Parce qu’il parvient à trouver la forme cinématographique la plus à même de donner vie à une utopie, Metropolitan est probablement le plus beau film de son auteur. L’utopie (dans les deux sens du terme : idéale et irréelle), en cela qu’elle dessine un possible mirifique, se fonde sur un principe de suspension : suspension de la cellule utopique par rapport au reste du monde, et suspension de son devenir, incertain et frêle. Suspendre, tel est le mantra du film, qui déploie un savant dispositif, plus complexe qu’il n’y parait, pour parvenir à ses fins. Certes, il n’échappera à personne que la communauté du film vit en vase clos (disons même dans une tour d’ivoire), mais plus encore, il faut chercher trace de l’utopie du côté de l’hybridation. Les personnages de Metropolitan ne sont ainsi ni adultes ni adolescents, ni libres ni dépendants (ils vivent tous chez leurs parents, qu’on ne voit toutefois quasiment jamais), ont des aspirations on ne peut plus sérieuses (trouver l’amour, suivre les principes du philosophe marxiste Charles Fourrier) mais s’adonnent aux activités les plus triviales, connaissent Buñuel et Jane Austen mais s’émerveillent à la lecture des aventures de Babar.
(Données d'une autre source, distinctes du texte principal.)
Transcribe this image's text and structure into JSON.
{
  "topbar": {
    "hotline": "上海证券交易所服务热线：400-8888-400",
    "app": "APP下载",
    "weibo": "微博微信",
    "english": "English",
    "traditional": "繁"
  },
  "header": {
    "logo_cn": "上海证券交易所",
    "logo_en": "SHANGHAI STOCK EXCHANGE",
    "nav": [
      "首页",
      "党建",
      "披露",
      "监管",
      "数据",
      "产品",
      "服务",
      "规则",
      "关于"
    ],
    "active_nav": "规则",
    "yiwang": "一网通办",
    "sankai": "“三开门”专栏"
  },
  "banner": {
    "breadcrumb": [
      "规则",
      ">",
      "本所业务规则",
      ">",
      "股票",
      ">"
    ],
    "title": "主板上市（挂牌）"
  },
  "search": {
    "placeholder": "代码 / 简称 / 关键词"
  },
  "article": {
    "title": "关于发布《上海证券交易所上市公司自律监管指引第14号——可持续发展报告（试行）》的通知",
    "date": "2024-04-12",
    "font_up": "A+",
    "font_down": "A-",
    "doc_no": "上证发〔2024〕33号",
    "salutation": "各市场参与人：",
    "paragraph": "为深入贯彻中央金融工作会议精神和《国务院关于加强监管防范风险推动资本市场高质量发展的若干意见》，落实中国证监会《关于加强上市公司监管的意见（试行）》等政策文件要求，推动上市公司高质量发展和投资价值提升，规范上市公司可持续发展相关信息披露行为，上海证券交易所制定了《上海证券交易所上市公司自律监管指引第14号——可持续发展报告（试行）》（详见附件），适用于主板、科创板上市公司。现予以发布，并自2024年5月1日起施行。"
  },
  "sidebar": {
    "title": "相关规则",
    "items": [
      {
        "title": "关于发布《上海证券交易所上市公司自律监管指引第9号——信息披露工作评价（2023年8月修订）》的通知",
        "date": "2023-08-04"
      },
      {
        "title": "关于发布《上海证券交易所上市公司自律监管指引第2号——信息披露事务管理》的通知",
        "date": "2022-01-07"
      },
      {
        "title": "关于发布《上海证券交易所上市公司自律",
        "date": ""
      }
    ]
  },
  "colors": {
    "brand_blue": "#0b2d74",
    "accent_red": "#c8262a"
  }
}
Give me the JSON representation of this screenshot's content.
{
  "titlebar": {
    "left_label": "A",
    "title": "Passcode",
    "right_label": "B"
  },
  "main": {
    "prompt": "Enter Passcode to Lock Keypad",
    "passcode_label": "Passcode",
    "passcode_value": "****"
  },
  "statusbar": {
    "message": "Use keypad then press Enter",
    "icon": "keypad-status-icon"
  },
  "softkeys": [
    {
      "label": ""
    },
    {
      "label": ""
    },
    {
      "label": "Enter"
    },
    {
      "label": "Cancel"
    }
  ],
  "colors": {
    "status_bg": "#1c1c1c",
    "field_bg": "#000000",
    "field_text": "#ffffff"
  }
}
Outre ce goût pour l’hybridation, qui nourrit la dimension indécise des corps et des mentalités des protagonistes, le processus de suspension s’appuie sur un récit contenu dans une parenthèse (toutes les tentatives d’utopies en sont), celles des vacances d’hiver au cours de laquelle cette jeunesse fréquente les bals les plus huppés de la métropole new-yorkaise. Metropolitan puise ainsi sa vitalité d’une matière narrative dense, resserrée sur d’une dizaine de jours et structurée autour d’une ritournelle : la boucle débute à chaque fois avec la soirée en elle-même (où l’écriture repose sur un principe de sit-and-talk), puis le retour qui suit (avec des scènes de walk-and-talk, par lesquelles se déploient des plans plus longs, plus lâches dans le montage, restituant le parfum entêtant de ces fins de soirées où la fatigue se conjugue à la joie d’avoir été ensemble), et enfin le réveil, qui appelle à un recommencement. Le tout est combiné à des intertitres insérés de façon disparate, comme autant de repères qui troublent paradoxalement notre perception du temps diégétique et désamorcent le sentiment d’un dérèglement – de fait le récit, à priori tortueux et elliptique, se révèle d’une linéarité parfaite.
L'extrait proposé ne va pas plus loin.